Bush defined this third goal as part of a global battle and said he is working to strengthen international institutions that oppose weapons proliferation.

As part of this, the United States has joined the 15-country Proliferation Security Initiative to interdict any shipments of weapons of mass destruction or components to build such weapons.

The final step, he said, was the implementation of his plan to create a peaceful and democratic greater Middle East region.

"We are denying the terrorists the ideological victories they seek by working for freedom and reform in the broader Middle East," the president said.

"Fighting terror is not just a matter of killing or capturing terrorists. To stop the flow of recruits into terrorist movement, young people in the region must see a real and hopeful alternative -- a society that rewards their talent and turns their energies to constructive purpose."

Bush reiterated a point he made in his first strategy speech on May 24 that the U.S. "vision of freedom" has advantages over terrorist ideology in this area. "In the long run, I have great faith that the appeal of freedom and life is stronger than the lure of hatred and death," he said Wednesday.

Bush asserted that establishing free societies in the Middle East would trigger a chain of events that would lead to terrorist ideology becoming the dismissal of terrorists' logic.

"As the entire region sees the promise of freedom in its midst, the terrorist ideology will become more and more irrelevant, until that day when it is viewed with contempt or ignored altogether."

Bush's speech comes one day after he recorded a success in moving post-war Iraq toward democracy when U.N. special envoy Lakhdar Brahimi named the Iraqi interim government.

Wednesday's policy initiative and its push for reform and democracy throughout countries in the Middle East is the next step in the president's plan and will be a main point on the president's agenda in next week's conference in Sea Island, Ga., by the Group of Eight top industrialized countries.

Also planning to attend the conference are several major Middle Eastern players, including Turkey, a country Bush has held forward as a "democratic partner" in the region.
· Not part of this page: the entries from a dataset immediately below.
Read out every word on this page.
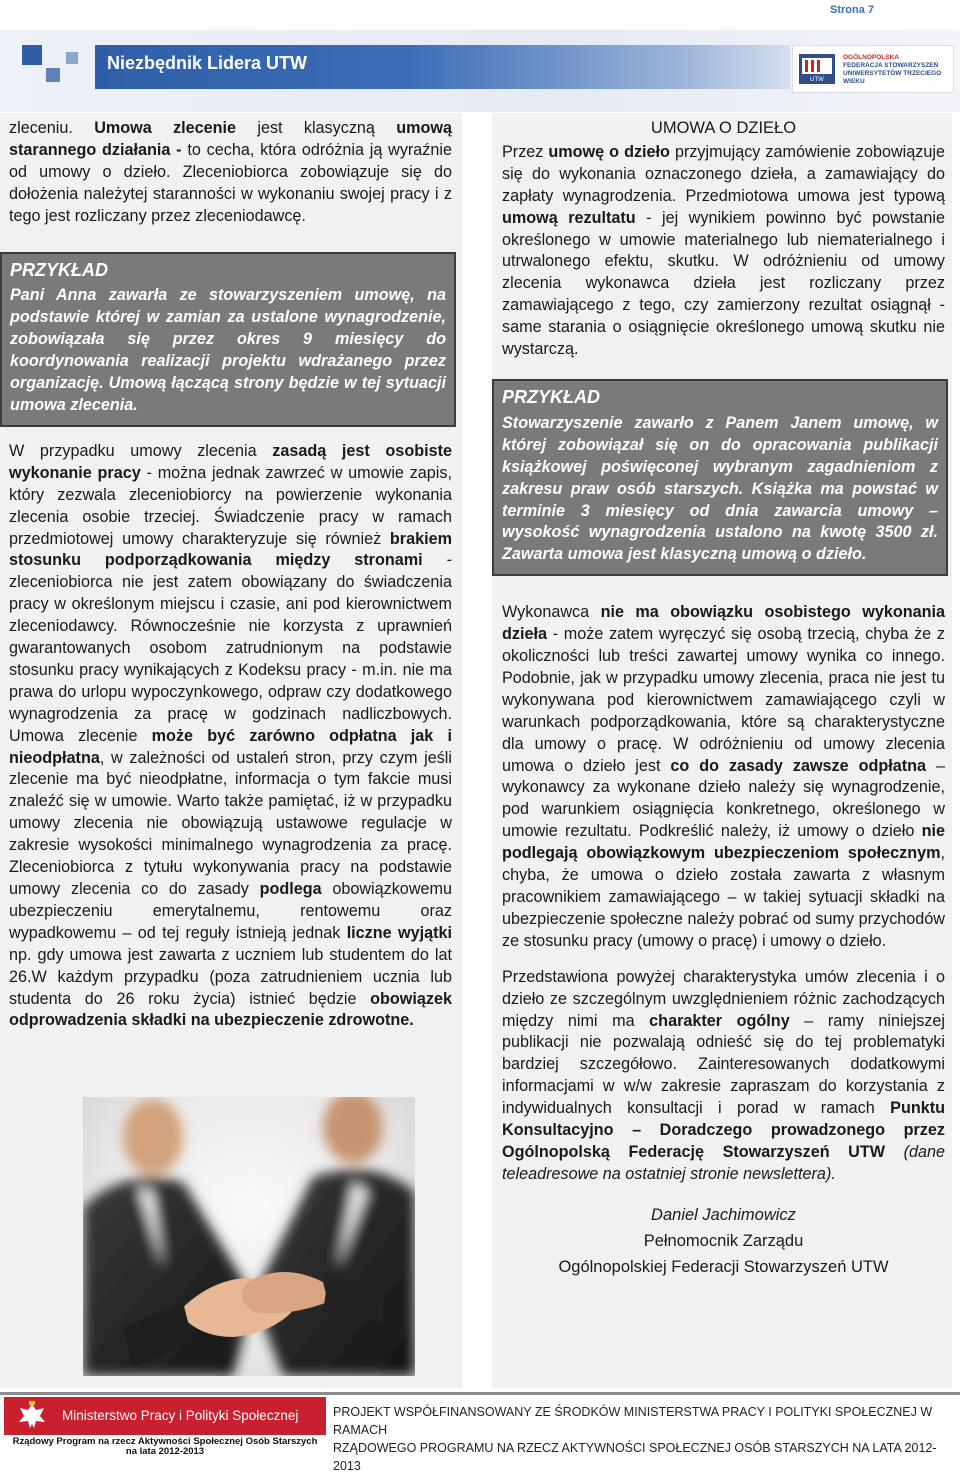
Strona 7
Niezbędnik Lidera UTW
UTW
OGÓLNOPOLSKA
FEDERACJA STOWARZYSZEŃ
UNIWERSYTETÓW TRZECIEGO WIEKU

zleceniu. Umowa zlecenie jest klasyczną umową starannego działania - to cecha, która odróżnia ją wyraźnie od umowy o dzieło. Zleceniobiorca zobowiązuje się do dołożenia należytej staranności w wykonaniu swojej pracy i z tego jest rozliczany przez zleceniodawcę.

PRZYKŁAD

Pani Anna zawarła ze stowarzyszeniem umowę, na podstawie której w zamian za ustalone wynagrodzenie, zobowiązała się przez okres 9 miesięcy do koordynowania realizacji projektu wdrażanego przez organizację. Umową łączącą strony będzie w tej sytuacji umowa zlecenia.

W przypadku umowy zlecenia zasadą jest osobiste wykonanie pracy - można jednak zawrzeć w umowie zapis, który zezwala zleceniobiorcy na powierzenie wykonania zlecenia osobie trzeciej. Świadczenie pracy w ramach przedmiotowej umowy charakteryzuje się również brakiem stosunku podporządkowania między stronami - zleceniobiorca nie jest zatem obowiązany do świadczenia pracy w określonym miejscu i czasie, ani pod kierownictwem zleceniodawcy. Równocześnie nie korzysta z uprawnień gwarantowanych osobom zatrudnionym na podstawie stosunku pracy wynikających z Kodeksu pracy - m.in. nie ma prawa do urlopu wypoczynkowego, odpraw czy dodatkowego wynagrodzenia za pracę w godzinach nadliczbowych. Umowa zlecenie może być zarówno odpłatna jak i nieodpłatna, w zależności od ustaleń stron, przy czym jeśli zlecenie ma być nieodpłatne, informacja o tym fakcie musi znaleźć się w umowie. Warto także pamiętać, iż w przypadku umowy zlecenia nie obowiązują ustawowe regulacje w zakresie wysokości minimalnego wynagrodzenia za pracę. Zleceniobiorca z tytułu wykonywania pracy na podstawie umowy zlecenia co do zasady podlega obowiązkowemu ubezpieczeniu emerytalnemu, rentowemu oraz wypadkowemu – od tej reguły istnieją jednak liczne wyjątki np. gdy umowa jest zawarta z uczniem lub studentem do lat 26.W każdym przypadku (poza zatrudnieniem ucznia lub studenta do 26 roku życia) istnieć będzie obowiązek odprowadzenia składki na ubezpieczenie zdrowotne.

UMOWA O DZIEŁO

Przez umowę o dzieło przyjmujący zamówienie zobowiązuje się do wykonania oznaczonego dzieła, a zamawiający do zapłaty wynagrodzenia. Przedmiotowa umowa jest typową umową rezultatu - jej wynikiem powinno być powstanie określonego w umowie materialnego lub niematerialnego i utrwalonego efektu, skutku. W odróżnieniu od umowy zlecenia wykonawca dzieła jest rozliczany przez zamawiającego z tego, czy zamierzony rezultat osiągnął - same starania o osiągnięcie określonego umową skutku nie wystarczą.

PRZYKŁAD

Stowarzyszenie zawarło z Panem Janem umowę, w której zobowiązał się on do opracowania publikacji książkowej poświęconej wybranym zagadnieniom z zakresu praw osób starszych. Książka ma powstać w terminie 3 miesięcy od dnia zawarcia umowy – wysokość wynagrodzenia ustalono na kwotę 3500 zł. Zawarta umowa jest klasyczną umową o dzieło.

Wykonawca nie ma obowiązku osobistego wykonania dzieła - może zatem wyręczyć się osobą trzecią, chyba że z okoliczności lub treści zawartej umowy wynika co innego. Podobnie, jak w przypadku umowy zlecenia, praca nie jest tu wykonywana pod kierownictwem zamawiającego czyli w warunkach podporządkowania, które są charakterystyczne dla umowy o pracę. W odróżnieniu od umowy zlecenia umowa o dzieło jest co do zasady zawsze odpłatna – wykonawcy za wykonane dzieło należy się wynagrodzenie, pod warunkiem osiągnięcia konkretnego, określonego w umowie rezultatu. Podkreślić należy, iż umowy o dzieło nie podlegają obowiązkowym ubezpieczeniom społecznym, chyba, że umowa o dzieło została zawarta z własnym pracownikiem zamawiającego – w takiej sytuacji składki na ubezpieczenie społeczne należy pobrać od sumy przychodów ze stosunku pracy (umowy o pracę) i umowy o dzieło.

Przedstawiona powyżej charakterystyka umów zlecenia i o dzieło ze szczególnym uwzględnieniem różnic zachodzących między nimi ma charakter ogólny – ramy niniejszej publikacji nie pozwalają odnieść się do tej problematyki bardziej szczegółowo. Zainteresowanych dodatkowymi informacjami w w/w zakresie zapraszam do korzystania z indywidualnych konsultacji i porad w ramach Punktu Konsultacyjno – Doradczego prowadzonego przez Ogólnopolską Federację Stowarzyszeń UTW (dane teleadresowe na ostatniej stronie newslettera).

Daniel Jachimowicz
Pełnomocnik Zarządu
Ogólnopolskiej Federacji Stowarzyszeń UTW
Ministerstwo Pracy i Polityki Społecznej
Rządowy Program na rzecz Aktywności Społecznej Osób Starszych
na lata 2012-2013
PROJEKT WSPÓŁFINANSOWANY ZE ŚRODKÓW MINISTERSTWA PRACY I POLITYKI SPOŁECZNEJ W RAMACH
RZĄDOWEGO PROGRAMU NA RZECZ AKTYWNOŚCI SPOŁECZNEJ OSÓB STARSZYCH NA LATA 2012-2013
In his speech Wednesday Bush urged Americans to remain steadfast in their determination to defeat terrorists. He argued that the situation throughout the Middle East is analogous to Europe after World War II, when the continent faced starvation and an apparently stagnating reconstruction process as the United States faced a growing communist presence further east.

"If that generation of Americans had lost its nerve, there would have been no 'long twilight struggle,' only a long twilight," Bush said.

"But the United States and our allies kept faith with captive peoples and stayed true to the vision of a democratic Europe. And that perseverance gave all the world a lesson in the power of liberty."